While art is certainly a form of self-expression, artistic communities tend to gravitate towards styles that fit within the popular pallet. Yet it is those fearless in their dissension that make the deepest mark. It is with that familiarity of the unknown that Tjutjuna have settled in a sound that is both rich in texture, and aural dynamics as well as retaining a respect for the listenerʼs patience. Delicate in both their attack and release, Tjutjunaʼs debut and self-titled album offers listeners moments of discreet levity before striking with fangs. Unwilling to merely satisfy the sonic trajectory which would label their sound as “psych rock”, Tjutjuna proves that in the recesses of a landlocked music scene, four childhood friends can craft something that forces us, as listeners, to demand more from our own tastes and imaginations.

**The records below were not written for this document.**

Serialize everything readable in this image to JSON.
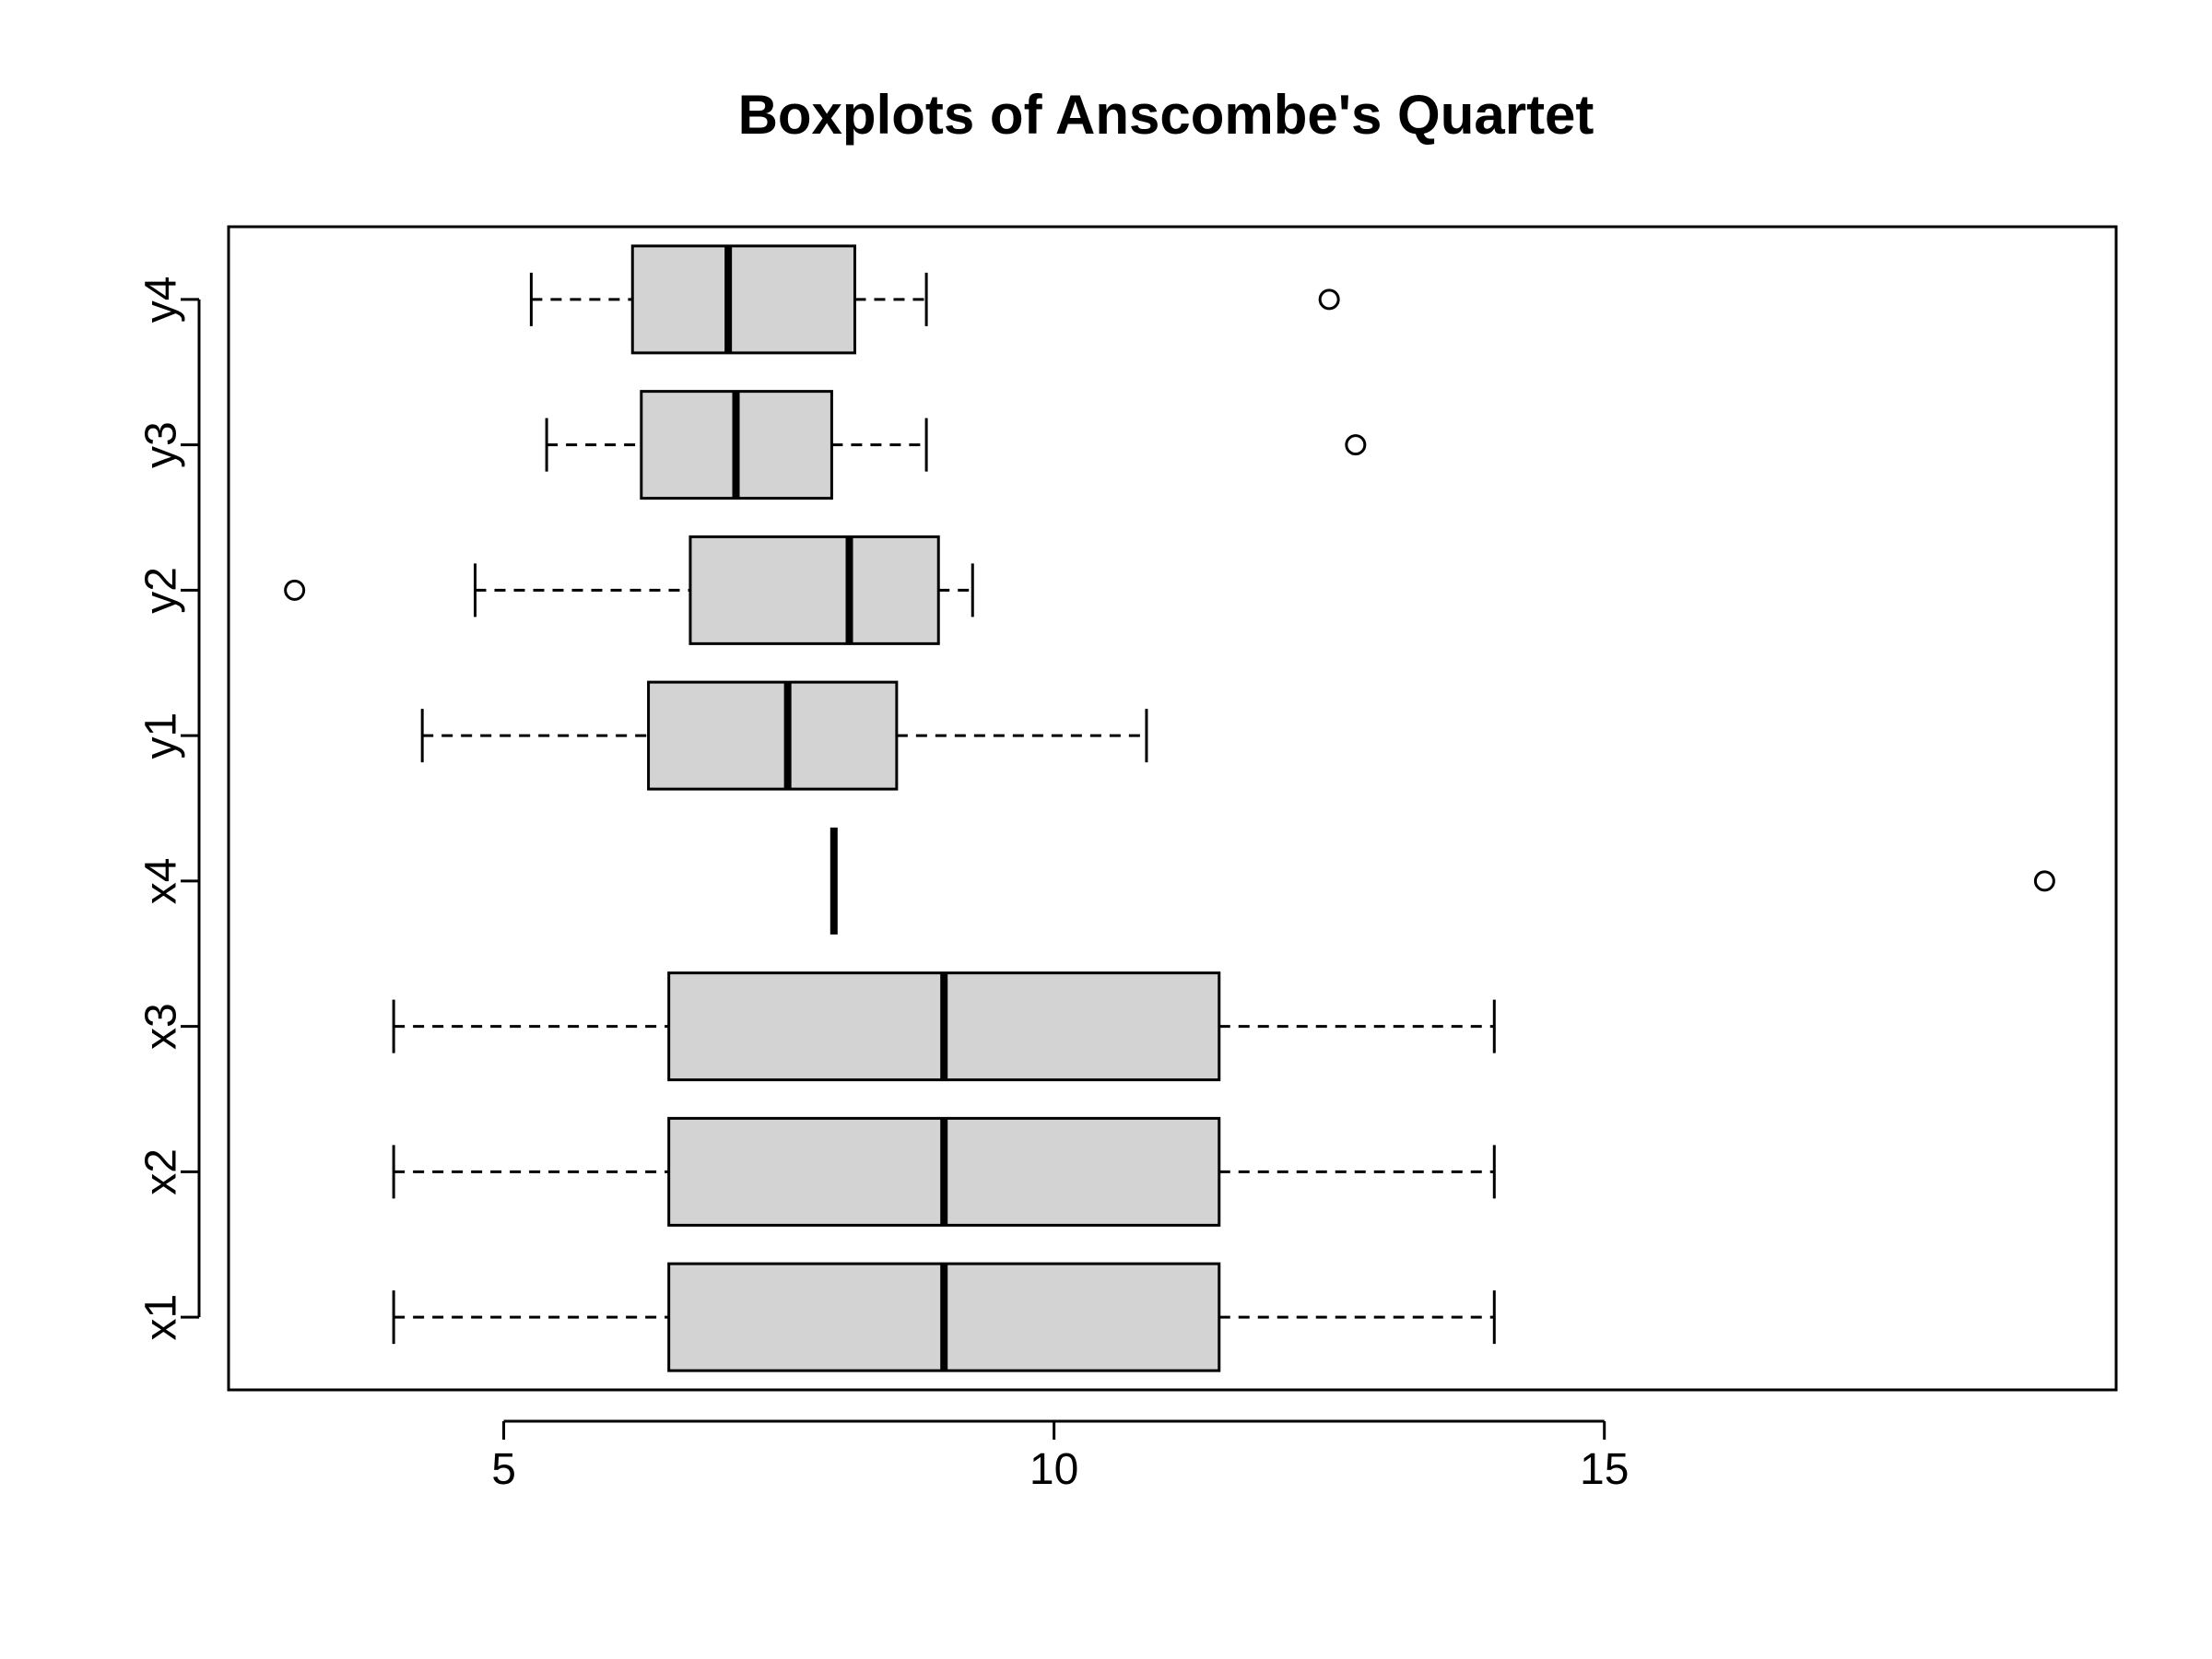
{
  "chart_data": {
    "type": "boxplot",
    "orientation": "horizontal",
    "title": "Boxplots of Anscombe's Quartet",
    "xlabel": "",
    "ylabel": "",
    "xlim": [
      2.5,
      19.65
    ],
    "x_ticks": [
      5,
      10,
      15
    ],
    "grid": false,
    "box_color": "#d3d3d3",
    "series": [
      {
        "name": "x1",
        "min": 4,
        "q1": 6.5,
        "median": 9,
        "q3": 11.5,
        "max": 14,
        "outliers": []
      },
      {
        "name": "x2",
        "min": 4,
        "q1": 6.5,
        "median": 9,
        "q3": 11.5,
        "max": 14,
        "outliers": []
      },
      {
        "name": "x3",
        "min": 4,
        "q1": 6.5,
        "median": 9,
        "q3": 11.5,
        "max": 14,
        "outliers": []
      },
      {
        "name": "x4",
        "min": 8,
        "q1": 8,
        "median": 8,
        "q3": 8,
        "max": 8,
        "outliers": [
          19
        ]
      },
      {
        "name": "y1",
        "min": 4.26,
        "q1": 6.315,
        "median": 7.58,
        "q3": 8.57,
        "max": 10.84,
        "outliers": []
      },
      {
        "name": "y2",
        "min": 4.74,
        "q1": 6.695,
        "median": 8.14,
        "q3": 8.95,
        "max": 9.26,
        "outliers": [
          3.1
        ]
      },
      {
        "name": "y3",
        "min": 5.39,
        "q1": 6.25,
        "median": 7.11,
        "q3": 7.98,
        "max": 8.84,
        "outliers": [
          12.74
        ]
      },
      {
        "name": "y4",
        "min": 5.25,
        "q1": 6.17,
        "median": 7.04,
        "q3": 8.19,
        "max": 8.84,
        "outliers": [
          12.5
        ]
      }
    ]
  }
}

“On Westerner, Tjutjuna’s latest album, it seems as though the band is creating the musical equivalent of a moving sculpture crafted to give the semblance of life. “Mousetrap” is like a psychedelicized Neu! song, but with uncoiling whorls of bright drones and tones, while the pounding, pulsating rhythm of “Heavy Metal Dick” feels like a part of some cunning inside joke. The haunting, ethereal repetition of “Montauk,” meanwhile — particularly the urgent tone near the end — captures an unending sense of isolation. That tune, combined with “Desert Song” and the Aphex Twin-like “Oneironaut,” reveals a band that’s reveling on the outer edges of drone, exploring its possibilities through psychedelic rock freakouts while also absorbing the hypnotic, psychologically healing qualities of ambient music.” – Tom Murphy, Denver Westword
Careening from desert ghost songs to crashing super-fuzz riffs, live shows take on the pulsing communal sweat of a round-the-fire dance rite; albums the feel of ancient alien radio. This intimately pounding brand of garage soul is dirty, sloppy and sexy.